Nalcor chairman defends conflict-of-interest rules

Disputes claim by Cathy Bennett that company has no guidelines

James McLeod
Published on May 19, 2014
Ken Marshall. — Telegram file photo

Ken Marshall, chairman of the Nalcor board of directors, said he can’t understand why former chairwoman Cathy Bennett would say there are no conflict-of-interest rules at the Crown energy company.

Last week, The Telegram re­port­ed that while serving as chairwoman of the company board, Bennett was in discussions about becoming a partner with an industrial contracting company, Sunny Corner Enterprises, which has done more than $10 million worth of business with Nalcor in the past few years.

Bennett said she conducted herself in an ethical way, and recused herself from Nalcor board meetings in which Sunny Corner was discussed, but the real problem was that the government had no interest in implementing conflict-of-interest rules.

“As chair, I was concerned that Nalcor didn’t have any conflict-of-interest rules and policies in place,” Bennett told The Telegram last week. “As chair, I advocated for conflict-of-interest rules. Ed (Martin, CEO of Nalcor), at the time, agreed that we did need some conflict-of-interest rules at Nalcor, and I, as chair, agreed to meet with representatives of the premier’s office to ask what the premier’s office position was on the board looking at implementing conflict-of-interest rules.”

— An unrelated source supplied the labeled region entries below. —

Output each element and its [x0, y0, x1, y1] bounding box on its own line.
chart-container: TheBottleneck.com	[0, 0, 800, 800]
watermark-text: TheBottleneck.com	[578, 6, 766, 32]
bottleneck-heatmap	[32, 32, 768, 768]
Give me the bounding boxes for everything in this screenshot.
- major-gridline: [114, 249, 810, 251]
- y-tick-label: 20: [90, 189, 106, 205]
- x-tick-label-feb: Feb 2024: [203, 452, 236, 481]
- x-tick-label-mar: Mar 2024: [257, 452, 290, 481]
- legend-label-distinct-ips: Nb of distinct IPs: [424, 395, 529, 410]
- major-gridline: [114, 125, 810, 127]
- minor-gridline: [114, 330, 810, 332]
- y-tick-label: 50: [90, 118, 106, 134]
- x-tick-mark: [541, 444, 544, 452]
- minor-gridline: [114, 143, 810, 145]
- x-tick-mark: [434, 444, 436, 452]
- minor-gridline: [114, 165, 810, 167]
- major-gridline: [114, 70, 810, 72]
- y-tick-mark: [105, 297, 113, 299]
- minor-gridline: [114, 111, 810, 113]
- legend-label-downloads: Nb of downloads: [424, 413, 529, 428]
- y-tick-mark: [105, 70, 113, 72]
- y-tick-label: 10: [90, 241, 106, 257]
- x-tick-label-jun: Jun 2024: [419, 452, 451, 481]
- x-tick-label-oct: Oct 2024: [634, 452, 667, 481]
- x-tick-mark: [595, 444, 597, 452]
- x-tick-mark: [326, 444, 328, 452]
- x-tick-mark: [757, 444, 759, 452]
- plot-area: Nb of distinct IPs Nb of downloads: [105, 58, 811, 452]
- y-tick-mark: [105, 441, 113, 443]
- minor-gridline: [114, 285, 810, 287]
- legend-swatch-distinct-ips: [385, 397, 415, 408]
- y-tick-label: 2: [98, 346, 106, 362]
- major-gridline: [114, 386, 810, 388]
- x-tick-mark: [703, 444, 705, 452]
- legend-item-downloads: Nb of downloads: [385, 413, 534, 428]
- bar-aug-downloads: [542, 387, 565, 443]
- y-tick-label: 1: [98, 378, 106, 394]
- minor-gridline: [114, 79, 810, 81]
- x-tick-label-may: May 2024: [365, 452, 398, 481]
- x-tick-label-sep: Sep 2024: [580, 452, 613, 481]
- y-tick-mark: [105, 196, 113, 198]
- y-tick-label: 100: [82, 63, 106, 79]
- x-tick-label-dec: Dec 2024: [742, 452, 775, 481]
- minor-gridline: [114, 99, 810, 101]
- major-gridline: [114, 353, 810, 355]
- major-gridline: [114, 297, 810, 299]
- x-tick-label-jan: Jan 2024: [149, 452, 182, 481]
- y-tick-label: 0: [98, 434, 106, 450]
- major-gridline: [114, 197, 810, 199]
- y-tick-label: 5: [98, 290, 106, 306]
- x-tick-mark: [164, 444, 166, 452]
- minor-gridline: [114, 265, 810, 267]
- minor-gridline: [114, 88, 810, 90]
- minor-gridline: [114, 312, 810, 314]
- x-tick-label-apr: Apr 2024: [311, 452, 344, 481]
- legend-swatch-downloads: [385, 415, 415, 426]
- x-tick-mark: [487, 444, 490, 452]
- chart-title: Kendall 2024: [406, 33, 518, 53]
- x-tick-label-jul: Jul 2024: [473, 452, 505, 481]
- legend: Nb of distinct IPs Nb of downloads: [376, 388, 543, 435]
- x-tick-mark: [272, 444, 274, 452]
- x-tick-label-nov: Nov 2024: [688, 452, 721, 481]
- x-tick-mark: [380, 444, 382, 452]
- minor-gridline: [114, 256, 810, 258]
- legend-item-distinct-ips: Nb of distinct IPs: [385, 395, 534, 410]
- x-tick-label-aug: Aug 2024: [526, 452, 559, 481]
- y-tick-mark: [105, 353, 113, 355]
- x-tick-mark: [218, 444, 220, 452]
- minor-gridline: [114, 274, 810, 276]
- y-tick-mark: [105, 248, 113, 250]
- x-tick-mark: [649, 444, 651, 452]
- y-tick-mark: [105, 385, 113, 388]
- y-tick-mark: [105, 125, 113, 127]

The Telegram requested comment from Nalcor last week, but did not receive a response by deadline.

After the story was printed, Marshall contacted the newspaper to say that Bennett’s comments don’t make any sense.

“(Based on the story) it appears that Nalcor doesn’t have conflict-of-interest or code-of-conduct rules for the board, and that, quite simply, is not the case,” Marshall said. “The perception should not be out there that the board does not have conflict-of-interest rules or code-of-conduct rules, because we’ve got very strong ones. We’ve got a governance committee which is in place. It’s part of our internal audit process. It’s part of our annual transparency report as well.

Marshall had copies of the conflict-of-interest policy and the employee code of conduct sent to The Telegram.

The Nalcor employee code of conduct specifically deals with conflict of interest for everyone employed by the company, including members of the board of directors.

One of the guiding principles of the document is, “Any conflict of interest, whether real or perceived, and regardless of its materiality, has the potential to impair the company’s credibility and commercial interests — employees, officers and directors must perform their duties and responsibilities in a conscientious manner and shall not put themselves in a position where their private interests and those of the company might be or be perceived to be in conflict.”

Four months after resigning from the Nalcor board, Bennett became a partner in Sunny Corner.

Bennett said that when she met with officials in the premier’s office to advocate for tougher conflict-of-interest rules, she was told the government wasn’t interested in pushing for that.

She said she was pushing for rules similar to what would be in place by law in a publicly traded company.

“It was left at the discretion of the director if they chose to disclose they were in conflict,” Bennett said.

Marshall said he does not believe Bennett was in a conflict of interest in this case, but he also wanted to make it clear Nalcor does have rules governing conflict of interest.

In fact, he said that in 2008, when the rules were enacted, Bennett was on the board of directors.

“We’re all very clear on that, and when we adopted them back in 2008, Cathy was on the board, so she was part of the adoption and the review of the code-of-conduct and the conflict-of-interest rules,” he said. “Why she makes that comment that it’s just simply at discretion (of board members) I’m not sure, because she was part of the adoption of the conflict-of-interest and code-of-conduct rules in 2008.”